Mais la loi votée le 21 avril 2015 par l’Assemblée nationale du Sénégal pour interdire la vente, la production, la détention et l’importation des sachets fins lui redonne un peu d’espoir. Pour les vendeurs de bétail, elle représente l’ultime occasion de débarrasser le pays de ce fléau du plastique. Au Sénégal, ces sachets fins et fragiles ont une durée d’utilisation qui n’excède pas vingt minutes, et finissent éparpillés près de l’entrée des villages. Selon des estimations du ministère de l’environnement, la seule région de Dakar produit 5 tonnes de déchets plastiques par jour, et quelque 70 000 tonnes seraient dispersées à  travers le pays. C’est la troisième fois que le gouvernement tente de bannir ces sachets, après deux échecs en 2002 et en 2006. Selon Haïdar El Ali, ministre de l’écologie de 2012 à  2013, « les précédents projets de loi étaient trop restrictifs car ils interdisaient le plastique dans son ensemble. La nouvelle loi n’interdit que les mbouss, les sachets les plus polluants car ils ont la durée d’utilisation la plus courte. Mais il faut franchir les étapes pas à  pas », relativise l’activiste sénégalais. Dans cette nouvelle loi qui est entrée en vigueur ce 4 janvier, les contrevenants risquent gros : leurs peines pourront aller jusqu’à  20 millions de francs CFA (30 000 euros) d’amende et deux ans de prison. Cette décision rejoint la ligne de conduite adoptée par vingt-cinq pays du continent. Si le Rwanda est un exemple avec l’interdiction totale du sachet plastique depuis 2008, la mise en œuvre de ces politiques anti-plastique demeure aléatoire d’un pays à  l’autre.

Un peu à  la traîne, les députés sénégalais ont voulu donner le temps aux concernés de se retourner, et ont donné six mois aux distributeurs au lieu de quatre pour changer leurs habitudes.
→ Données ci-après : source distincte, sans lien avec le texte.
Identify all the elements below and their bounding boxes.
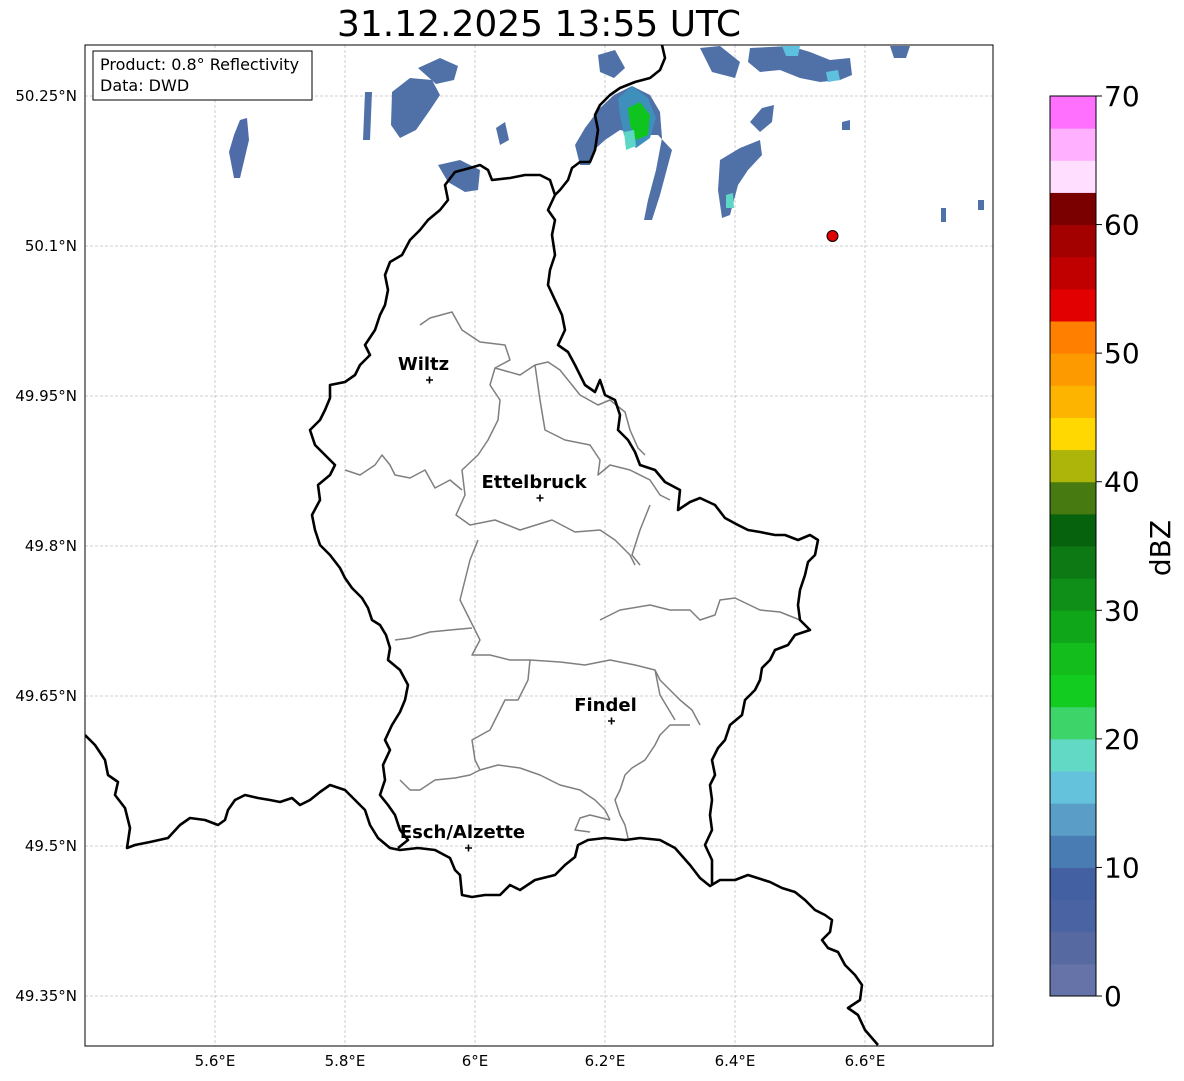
colorbar-segment [1050, 963, 1096, 997]
colorbar-segment [1050, 128, 1096, 161]
colorbar-segment [1050, 224, 1096, 258]
colorbar-segment [1050, 513, 1096, 547]
colorbar-tick-label: 70 [1104, 80, 1140, 113]
colorbar-segment [1050, 353, 1096, 386]
colorbar-segment [1050, 835, 1096, 868]
colorbar: 0 10 20 30 40 50 60 70 dBZ [1049, 80, 1177, 1013]
colorbar-segments [1050, 96, 1096, 997]
colorbar-segment [1050, 899, 1096, 933]
colorbar-tick-label: 50 [1104, 337, 1140, 370]
colorbar-segment [1050, 192, 1096, 226]
colorbar-segment [1050, 385, 1096, 418]
colorbar-segment [1050, 160, 1096, 193]
colorbar-segment [1050, 449, 1096, 483]
colorbar-segment [1050, 674, 1096, 708]
colorbar-segment [1050, 706, 1096, 740]
colorbar-tick-label: 30 [1104, 594, 1140, 627]
colorbar-segment [1050, 867, 1096, 901]
colorbar-segment [1050, 578, 1096, 611]
colorbar-tick-label: 10 [1104, 851, 1140, 884]
colorbar-segment [1050, 931, 1096, 965]
colorbar-tick-label: 60 [1104, 209, 1140, 242]
colorbar-tick-label: 40 [1104, 466, 1140, 499]
colorbar-segment [1050, 288, 1096, 322]
colorbar-segment [1050, 803, 1096, 836]
colorbar-tick-label: 0 [1104, 980, 1122, 1013]
colorbar-segment [1050, 417, 1096, 451]
colorbar-segment [1050, 738, 1096, 772]
colorbar-segment [1050, 321, 1096, 354]
colorbar-segment [1050, 610, 1096, 643]
colorbar-segment [1050, 481, 1096, 515]
colorbar-segment [1050, 546, 1096, 579]
colorbar-segment [1050, 642, 1096, 676]
colorbar-segment [1050, 771, 1096, 804]
colorbar-segment [1050, 96, 1096, 129]
colorbar-tick-label: 20 [1104, 723, 1140, 756]
colorbar-label: dBZ [1144, 520, 1177, 576]
colorbar-ticks: 0 10 20 30 40 50 60 70 [1096, 80, 1140, 1013]
colorbar-segment [1050, 256, 1096, 290]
La loi a également pour objectif de créer une économie circulaire, notamment en se mettant au diapason avec les usines de production et de recyclage du plastique. Les industriels seraient prêts à  racheter à  50 francs le kilo de plastique au lieu de 25 francs et de le recycler. Cependant, les sociétés sénégalaises de recyclage, comme l’entreprise Simpa, leader du secteur qui recycle déjà  200 tonnes de plastique par an, signale que les sachets ne peuvent encore être recyclés : « Les sachets que nous récupérons sont sales et demandent un gros traitement pour les recycler, et nous n’avons pas le matériel pour nous en occuper. Nous les récupérons pour les stocker, mais nous en avons tellement que l’on doit limiter nos rachats », concède Hussein Ayoub, responsable du secteur recyclage de l’usine. Il précise que la société prévoit de se munir de la machine dans les mois à  venir, sans compter sur une aide financière de la part de l’Etat. Les Sénégalais accueillent la loi avec compréhension, sauf les petites vendeuses du secteur informel qui mettent leur glace au fruit de baobab dans ces sachets, et qui se sentent directement pénalisées. Du petit boutiquier au grand groupe de distribution, la plupart ont trouvé de quoi remplacer le mbouss, souvent par un sachet en plastique plus épais ou en papier. Mais les sachets fins sont encore loin d’avoir disparus dans les boutiques. Quelques jours avant la date d’entrée en vigueur de la loi, les vendeurs prétextaient la difficulté de trouver en grand nombre les sachets à  l’épaisseur autorisée.